Another factor is “star activity,” the relaxation of an enzyme’s specificity, causing it to cleave sequences similar but not identical to its defined recognition site. This undesirable artifact occurs under non-optimal reaction conditions such as incorrect buffer pH or salt concentration, prolonged incubation times, or high concentrations of the enzyme or glycerol. This loss of precision can lead to unintended cuts in the DNA, complicating experimental results.
The Role of Recognition Sequences in Biotechnology
The precise nature of restriction enzyme recognition sequences enables numerous biotechnology applications. The ability to cut DNA at predictable locations allows scientists to isolate, modify, and recombine genetic material with great accuracy, which has revolutionized fields from medicine to agriculture.
A primary application is gene cloning. To insert a specific gene into a bacterial plasmid (a small, circular DNA molecule), scientists use the same restriction enzyme to cut both the gene and the plasmid. This creates compatible sticky ends on both pieces of DNA, allowing the gene to be inserted into the plasmid and joined by another enzyme called DNA ligase. The result is a molecule of recombinant DNA.

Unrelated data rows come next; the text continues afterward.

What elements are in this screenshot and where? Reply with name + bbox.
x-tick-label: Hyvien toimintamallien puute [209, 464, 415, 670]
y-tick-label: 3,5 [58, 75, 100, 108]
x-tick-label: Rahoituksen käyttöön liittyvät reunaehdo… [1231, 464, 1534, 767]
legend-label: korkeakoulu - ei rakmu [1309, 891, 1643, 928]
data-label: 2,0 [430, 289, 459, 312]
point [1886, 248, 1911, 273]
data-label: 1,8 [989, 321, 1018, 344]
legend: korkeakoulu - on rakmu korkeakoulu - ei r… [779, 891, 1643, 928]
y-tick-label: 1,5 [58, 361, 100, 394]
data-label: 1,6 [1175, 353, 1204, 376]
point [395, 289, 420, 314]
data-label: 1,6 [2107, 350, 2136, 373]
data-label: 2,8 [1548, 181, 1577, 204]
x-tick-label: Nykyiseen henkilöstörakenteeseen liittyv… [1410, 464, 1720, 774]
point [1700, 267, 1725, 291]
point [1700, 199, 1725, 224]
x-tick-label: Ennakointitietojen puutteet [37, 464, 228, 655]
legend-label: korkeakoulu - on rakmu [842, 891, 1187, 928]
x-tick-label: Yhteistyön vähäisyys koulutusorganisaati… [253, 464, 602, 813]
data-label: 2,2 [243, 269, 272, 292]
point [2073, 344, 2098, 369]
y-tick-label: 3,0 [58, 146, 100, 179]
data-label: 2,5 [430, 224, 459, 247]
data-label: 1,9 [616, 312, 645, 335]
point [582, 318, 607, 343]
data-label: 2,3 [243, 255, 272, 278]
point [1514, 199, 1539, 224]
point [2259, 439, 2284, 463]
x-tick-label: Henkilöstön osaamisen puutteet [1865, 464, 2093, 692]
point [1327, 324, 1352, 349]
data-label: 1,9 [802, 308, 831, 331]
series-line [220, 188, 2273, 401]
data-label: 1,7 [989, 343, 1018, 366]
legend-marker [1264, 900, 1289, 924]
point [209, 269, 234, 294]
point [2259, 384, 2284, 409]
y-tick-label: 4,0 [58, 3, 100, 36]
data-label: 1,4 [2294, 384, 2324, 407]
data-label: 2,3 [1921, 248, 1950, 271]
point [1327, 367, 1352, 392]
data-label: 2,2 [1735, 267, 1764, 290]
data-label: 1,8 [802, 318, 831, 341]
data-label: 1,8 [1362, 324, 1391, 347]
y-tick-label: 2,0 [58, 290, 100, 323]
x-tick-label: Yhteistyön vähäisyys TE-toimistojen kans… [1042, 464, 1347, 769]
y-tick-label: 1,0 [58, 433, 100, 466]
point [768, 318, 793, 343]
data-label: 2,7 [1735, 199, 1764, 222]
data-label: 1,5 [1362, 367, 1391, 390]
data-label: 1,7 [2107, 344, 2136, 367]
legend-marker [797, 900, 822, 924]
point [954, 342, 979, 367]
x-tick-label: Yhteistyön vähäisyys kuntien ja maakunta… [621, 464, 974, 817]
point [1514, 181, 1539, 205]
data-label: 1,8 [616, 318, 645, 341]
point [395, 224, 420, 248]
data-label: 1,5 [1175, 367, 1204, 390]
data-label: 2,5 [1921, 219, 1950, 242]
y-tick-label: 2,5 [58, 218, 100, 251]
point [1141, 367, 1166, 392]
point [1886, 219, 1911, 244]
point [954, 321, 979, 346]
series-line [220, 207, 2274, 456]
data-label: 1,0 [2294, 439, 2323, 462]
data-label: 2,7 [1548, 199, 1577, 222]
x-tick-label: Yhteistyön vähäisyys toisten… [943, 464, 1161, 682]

These sequences are also used for DNA mapping and genetic fingerprinting. Restriction mapping involves cutting DNA with various restriction enzymes to create a map of their recognition sites. Another technique, Restriction Fragment Length Polymorphism (RFLP) analysis, exploits variations in DNA sequences between individuals. Differences in the presence or absence of a recognition site result in DNA fragments of different lengths after digestion, creating a unique pattern for identification or to diagnose genetic disorders.